A la música se han sumado tantas personas que amo:

Tres hijos: Luis Felipe, mi hermoso Luis Felipe, quien ya me hizo abuelo, el hombre generoso y alegre al que quiere todo aquél que lo conoce. Su fortuna es la amistad, su enseña es la alegría para vivir. María del Mar, lejana hoy, me hizo feliz amando la lectura (mi otra pasión) y decidiendo que la Filosofía y la Literatura serían motores de su existencia. Sergio, quien apenas comienza a decidirse y ya es capaz de buscar dentro de sí para programar sus vuelos futuros.

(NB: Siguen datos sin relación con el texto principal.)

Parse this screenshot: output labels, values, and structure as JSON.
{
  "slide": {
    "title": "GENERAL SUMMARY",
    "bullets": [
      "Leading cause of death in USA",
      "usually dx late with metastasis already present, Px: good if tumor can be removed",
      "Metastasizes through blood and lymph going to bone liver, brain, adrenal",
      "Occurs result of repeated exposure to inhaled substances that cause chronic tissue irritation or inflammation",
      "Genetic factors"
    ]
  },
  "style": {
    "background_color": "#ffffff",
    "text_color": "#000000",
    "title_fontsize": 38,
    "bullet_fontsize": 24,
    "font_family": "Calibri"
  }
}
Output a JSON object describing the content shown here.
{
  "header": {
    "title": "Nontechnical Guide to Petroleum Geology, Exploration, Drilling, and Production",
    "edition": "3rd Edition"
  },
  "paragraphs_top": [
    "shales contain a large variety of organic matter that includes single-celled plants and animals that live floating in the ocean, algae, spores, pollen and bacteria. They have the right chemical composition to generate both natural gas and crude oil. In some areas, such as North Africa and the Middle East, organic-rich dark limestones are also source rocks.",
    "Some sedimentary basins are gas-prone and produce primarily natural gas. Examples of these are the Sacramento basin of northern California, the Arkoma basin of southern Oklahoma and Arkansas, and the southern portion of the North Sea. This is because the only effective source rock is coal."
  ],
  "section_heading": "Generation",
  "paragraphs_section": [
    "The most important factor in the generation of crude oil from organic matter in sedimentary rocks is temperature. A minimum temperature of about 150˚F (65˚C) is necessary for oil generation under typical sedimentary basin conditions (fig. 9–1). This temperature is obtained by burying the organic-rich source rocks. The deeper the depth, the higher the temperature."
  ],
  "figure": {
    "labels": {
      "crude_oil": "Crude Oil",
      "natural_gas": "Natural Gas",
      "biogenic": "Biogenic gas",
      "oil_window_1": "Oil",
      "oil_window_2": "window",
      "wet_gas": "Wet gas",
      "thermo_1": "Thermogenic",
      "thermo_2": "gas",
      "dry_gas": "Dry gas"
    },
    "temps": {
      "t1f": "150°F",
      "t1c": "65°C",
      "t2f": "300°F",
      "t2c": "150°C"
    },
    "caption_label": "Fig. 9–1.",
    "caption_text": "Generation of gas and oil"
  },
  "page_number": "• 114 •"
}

Mis amores, cada uno con su sello y con su marca, cada cual con sus propias canciones, cada uno con su piel y con sus retos.

Mis hermanas, todas, cómplices y amorosas, incondicionales cuando hay merecimientos, radicales, inquietas, cercanas.

Mis padres, confusos pero siempre decididos, tercos y nobles, duros y convencidos.

Mis tíos, mis primos (otros padres y otros hermanos), decididos guerreros y alegres sufrientes del país que nos tocó en suerte.

Cientos de alumnos, queridos todos, convertidos en razones para estar en este planeta. Decenas de amigos comprometidos con alguna utopía...

Redondo y concluyente: cumplo felices 60 años.